Goalkeeper scores goal

August 22, 2014 • 1:40 pm

Here’s a tidbit for soccer lovers. I’m sure this has happened before (readers?), but I’ve never seen it. In this video of a game from August 9, Hibernian goalkeeper Mark Oxley scores a goal against Livingston on a kick out from his own goal. Hibernian won this one 2-1 in the Scottish Professional Football League Championship tournament, which, as far as I know, is still going on.

 

21 thoughts on “Goalkeeper scores goal

  1. I remember Pat Jennings, the Spurs goalkeeper, scoring a similar goal in 1967 against Manchester United. It doesn’t happen that often!

  2. Tim Howard scored a goal, I think for Everton, very similar to that. It was not too long ago, maybe earlier this year?

  3. Here is USA goalkeeper Tim Howard scoring the winning goal in the Barclays Premier League. In an interview, he stated that he chose not to celebrate, as the Hibs keeper did, since it was just too embarrassing for his opponent.

    http://youtu.be/omO1PQehOUc

  4. There’s a compilation of goalkeeper goals here:
    https://www.youtube.com/watch?v=ioscxY7gKQ4

    Several are not the “bounce over” type, but the more exciting (to me) kind when keepers score off of late corner kicks (when a team desperate to win/tie will send its keeper forward). The second one in the compilation is Brad Friedel’s score for Blackburn against Charlton on a corner kick. (He did not score directly off the corner, but put in a rebound off the initial shot).

  5. I’ve seen a goalie score from defense in a professional indoor soccer game, but of course the field is a lot shorter. (In fact, I think the goal came from a THROW rather than a kick.) The insulted keeper on the other team made some predictable gestures, but a goal is a goal.

  6. Wow! I never ever expected to see my beloved Hi-bees on WEIT!

    I was at the game and I can tell you it was a tremendous surprise to everyone. I’ve been going to Football for 40 years – I’ve a season book at Easter Rd (the Hibs’ stadium) – and I’ve never seen a goalie score.

    All throughout the rest of the match, whenever Oxley had the ball, there we’re calls of SHOOT from the crowd.

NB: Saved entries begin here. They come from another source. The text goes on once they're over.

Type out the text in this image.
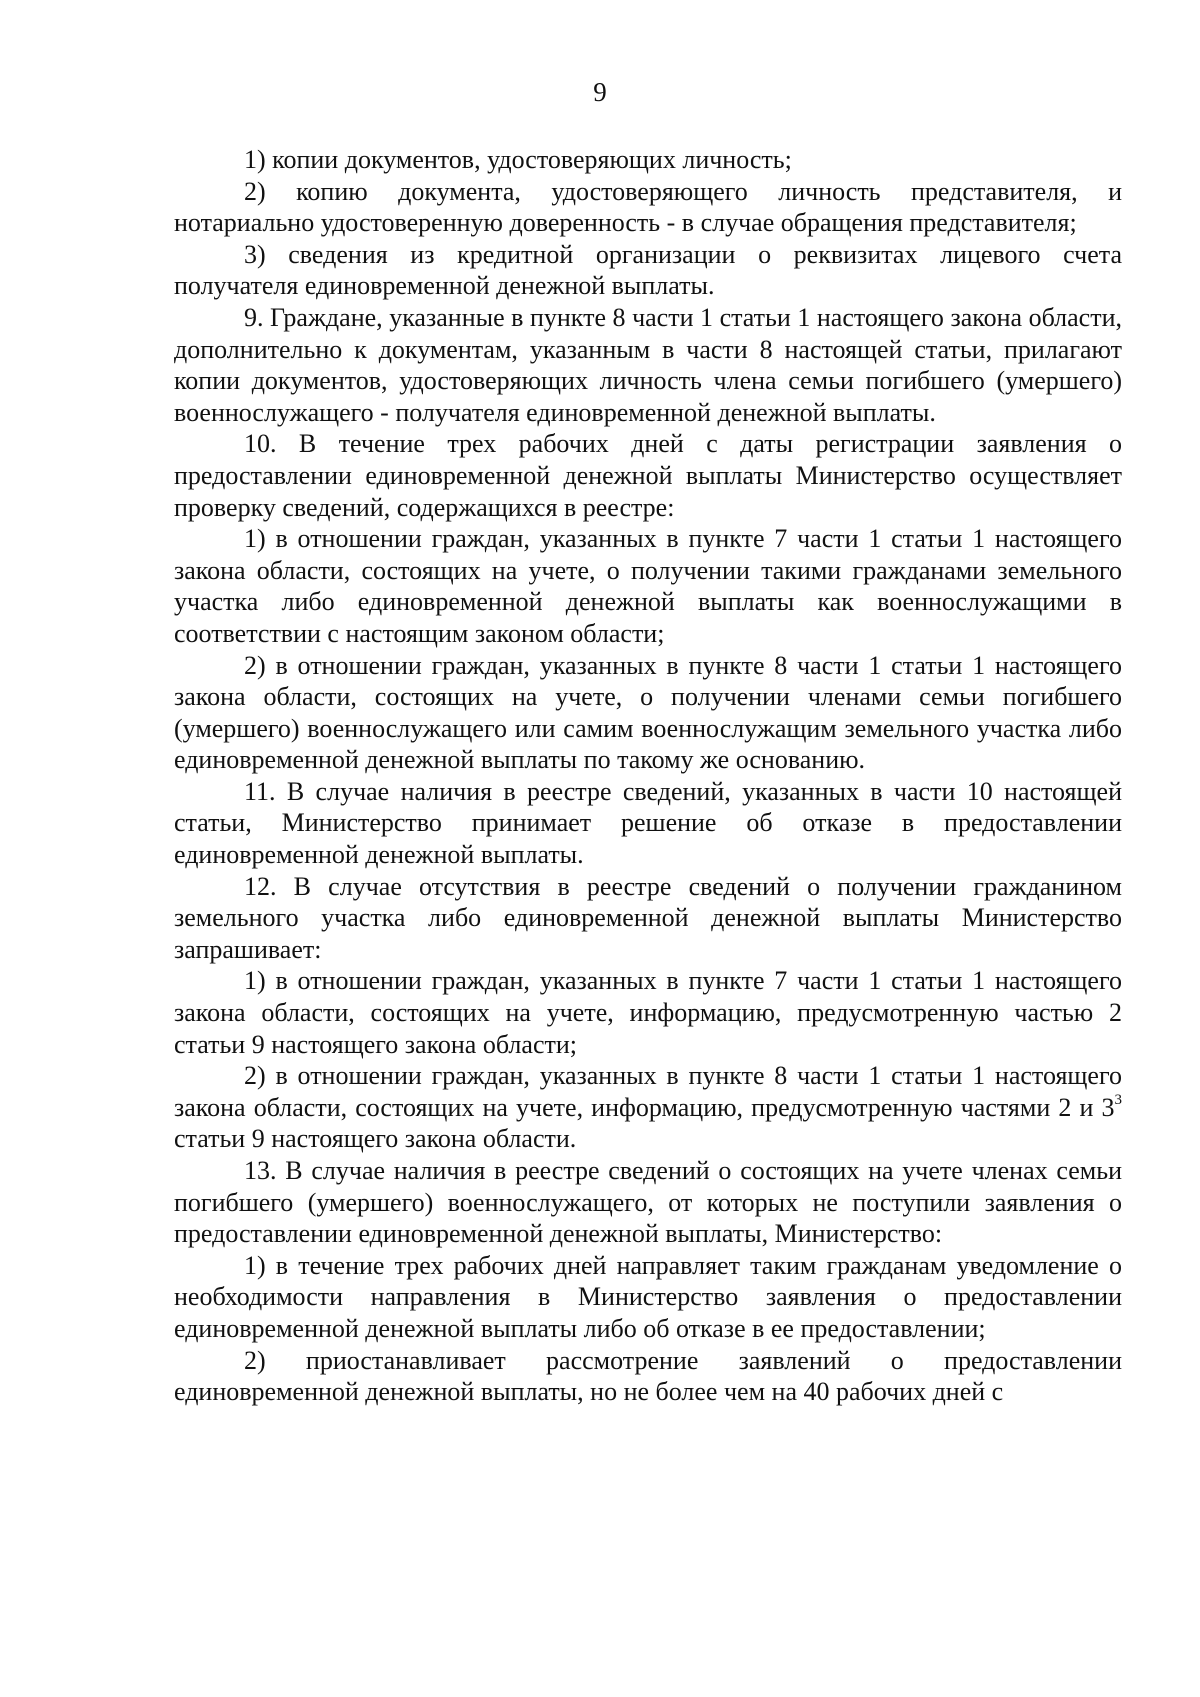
9

1) копии документов, удостоверяющих личность;

2) копию документа, удостоверяющего личность представителя, и нотариально удостоверенную доверенность - в случае обращения представителя;

3) сведения из кредитной организации о реквизитах лицевого счета получателя единовременной денежной выплаты.

9. Граждане, указанные в пункте 8 части 1 статьи 1 настоящего закона области, дополнительно к документам, указанным в части 8 настоящей статьи, прилагают копии документов, удостоверяющих личность члена семьи погибшего (умершего) военнослужащего - получателя единовременной денежной выплаты.

10. В течение трех рабочих дней с даты регистрации заявления о предоставлении единовременной денежной выплаты Министерство осуществляет проверку сведений, содержащихся в реестре:

1) в отношении граждан, указанных в пункте 7 части 1 статьи 1 настоящего закона области, состоящих на учете, о получении такими гражданами земельного участка либо единовременной денежной выплаты как военнослужащими в соответствии с настоящим законом области;

2) в отношении граждан, указанных в пункте 8 части 1 статьи 1 настоящего закона области, состоящих на учете, о получении членами семьи погибшего (умершего) военнослужащего или самим военнослужащим земельного участка либо единовременной денежной выплаты по такому же основанию.

11. В случае наличия в реестре сведений, указанных в части 10 настоящей статьи, Министерство принимает решение об отказе в предоставлении единовременной денежной выплаты.

12. В случае отсутствия в реестре сведений о получении гражданином земельного участка либо единовременной денежной выплаты Министерство запрашивает:

1) в отношении граждан, указанных в пункте 7 части 1 статьи 1 настоящего закона области, состоящих на учете, информацию, предусмотренную частью 2 статьи 9 настоящего закона области;

2) в отношении граждан, указанных в пункте 8 части 1 статьи 1 настоящего закона области, состоящих на учете, информацию, предусмотренную частями 2 и $3^3$ статьи 9 настоящего закона области.

13. В случае наличия в реестре сведений о состоящих на учете членах семьи погибшего (умершего) военнослужащего, от которых не поступили заявления о предоставлении единовременной денежной выплаты, Министерство:

1) в течение трех рабочих дней направляет таким гражданам уведомление о необходимости направления в Министерство заявления о предоставлении единовременной денежной выплаты либо об отказе в ее предоставлении;

2) приостанавливает рассмотрение заявлений о предоставлении единовременной денежной выплаты, но не более чем на 40 рабочих дней с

    Hibernian are in the 2nd tier of the SPFL (we are usually in the top tier but we were relegated at the end of a horrendous season, for only the 3rd time in 80 years) and the Livingston match was the first of the new season to hopefully win promotion back up to where we belong; only another 35 to go.

      1. Offside in football is not the equivalent of icing in ice hockey.

        Offside in football is the equivalent of offside in ice hockey …

        AFAIK there is no equivalent of icing. Perhaps time-wasting?

  7. The best I’d seen was a bored Mark Bosnitch keeping goal for Australia. I can’t remember what team they were up against but is was one of those teams ranked so far down that hardly anyone’s heard of them. Mark got the ball, ran down the field and scored a goal. I didn’t think the goalkeeper was allowed to play the full field.

    1. AFAIK he can, but he can only use his hands inside his own penalty box – outside it, he’s just another player. And see the comments above about bringing the goalie forward in last-minute corner situations.

  8. I haven’t been to this site for awhile and, having only briefly visited previously, I have no recollection of what I did see that time. All I can say is that I struggle to see what the link between cats on areoplanes and goalies scoring goals has anything to the telling us why evolution is true.

    As for Old Blue Eyes on religion: “When lip service to some mysterious deity permits bestiality on Wednesday and absolution on Sunday — cash me out”…… You can count me out too!!!

    The key point is “lip service”. Paying lip service gets you nowhere, especially when your “absolution on Sunday” is done with the unchanging knowledge of exactly what you’ll be doing on Wednesday. These people are hypocrites and will be judged accordingly, they act contrary to the faith they profess to have.

    1. Apparently you haven’t read the Roolz, or are ignoring them. Do not tell me what to write about. I am in fact glad that you’re leaving, as you’re the kind of rude person we don’t want around here. And, of course, you’ll never post here again.